Making it 'personal' is critical to retirement saving in the UK

Auto-enrolment signals a new era in workplace communications

October saw the start of the UK’s new pension auto-enrolment system, which is expected to take six years to be fully rolled out. Under the new system, initially any workers over 22 years old and under the state pension age, not already in a scheme and who earn more than £8,105 a year will automatically be enrolled.

The UK’s largest firms
Workers employed by the UK’s largest firms (those employing more than 120,000 people) from 1 October 2012 have started to be automatically enrolled into company pension schemes. Between now and 2018 all other employers will have to ensure that UK-based workers aged over 22 years and earning a minimum of £8,105 (for the current 2012/13 tax year) are also enrolled into a pension.

Earnings allocated to a workplace pension
Employees will initially see a minimum of 0.8 per cent of their net earnings allocated to their workplace pension. Their employer will contribute 1 per cent of their earnings and tax relief adds a further 0.2 per cent. From October 2018, these amounts will increase to a minimum of a 4 per cent contribution from the employee, 3 per cent from the employer and 1 per cent in tax relief.

Getting the nation’s workers saving
The Department for Work and Pensions (DWP) estimates that 380,000 workers were signed up during October alone, increasing to 600,000 by the end of this year. The government believes that Britain’s employers hold the key to getting the nation’s workers saving for their retirement, but to be successful they will need to find innovative ways of discussing money matters in the workplace.

The success of automatic enrolment
It is essential that employers consider their pension options carefully before deciding on the best solution for their business and employees.
Working closely with employees to actively engage with them on how they could personally benefit is also essential to the success of automatic enrolment.

Workers unaware of the changes
The Scottish Widows Workplace Pensions Report 2012 reveals that 52 per cent of workers – equivalent to 9.9 million people [1] in the UK – have been completely unaware of the changes, despite an increase in the average amount people are willing to save for retirement.

Expectation to hear more from the government
A survey was carried out for Standard Life [2] in August this year to find out more about the levels of awareness and interest in automatic enrolment among employees in Britain who don’t have a pension. It found that more than four fifths (83 per cent) of those surveyed who would be interested in finding out more would expect to find out more from their employer, while over half (54 per cent) would expect to hear more from the government.

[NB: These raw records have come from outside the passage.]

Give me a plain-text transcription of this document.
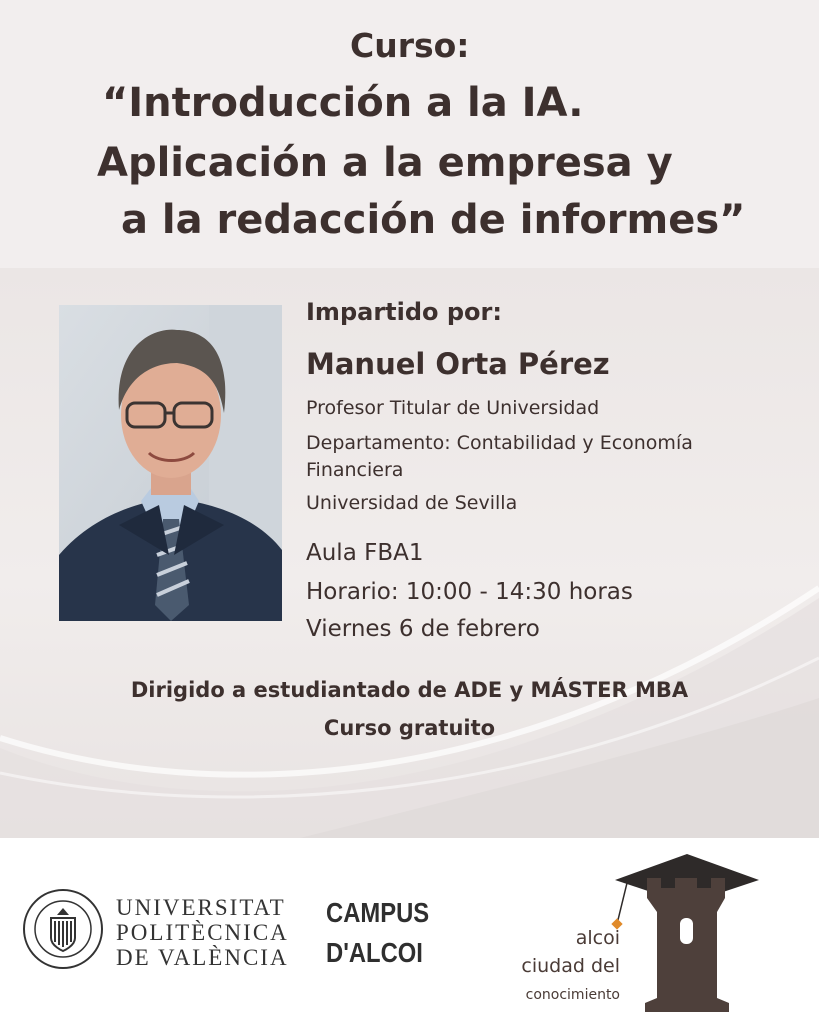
Curso:
“Introducción a la IA.
Aplicación a la empresa y
a la redacción de informes”
Impartido por:
Manuel Orta Pérez
Profesor Titular de Universidad
Departamento: Contabilidad y Economía
Financiera
Universidad de Sevilla
Aula FBA1
Horario: 10:00 - 14:30 horas
Viernes 6 de febrero
Dirigido a estudiantado de ADE y MÁSTER MBA
Curso gratuito
UNIVERSITAT
POLITÈCNICA
DE VALÈNCIA
CAMPUS
D'ALCOI	alcoi
ciudad del
conocimiento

Keen to know about the investment options
When asked what aspect they would like to find out more about, nearly three fifths of employees (58 per cent) said they would like to know more about how much they would need to contribute; two fifths (40 per cent) wanted to find out more about when they would start paying; and almost a quarter (23 per cent) were keen to know about the investment options. Just 27 per cent of employees who don’t currently have a pension said they would like to know more about opting out.

Helping people to save more for their retirement
For many employers and employees in the UK, the introduction of auto-enrolment is still some way off, due to the staggered start dates. For several years now, there has been a downward trend in the number of people actively saving into a workplace pension. This trend should be reversed as more people are helped to save more for their retirement.

Employers have an important role to play
Communicating the benefits of being enrolled into a workplace pension is essential to the success of auto-enrolment. Employers, the government and pension scheme providers all have an important role to play in this respect. There is clearly still a gap to close and a TV and print advertising campaign by the Department of Work and Pensions has been launched to help people understand the opportunity workplace pensions bring. ν

[1] Calculated by the pension regulator/employers/staging-date-timeline

[2] All figures, unless otherwise stated, are from YouGov Plc. Total sample size was 2,125 adults, of which 1,098 confirmed they were workers and 387 of them did not have a pension. Fieldwork was undertaken between 29–31 August 2012. The survey was carried out online. The figures have been weighted and are representative of all GB adults (aged 18+).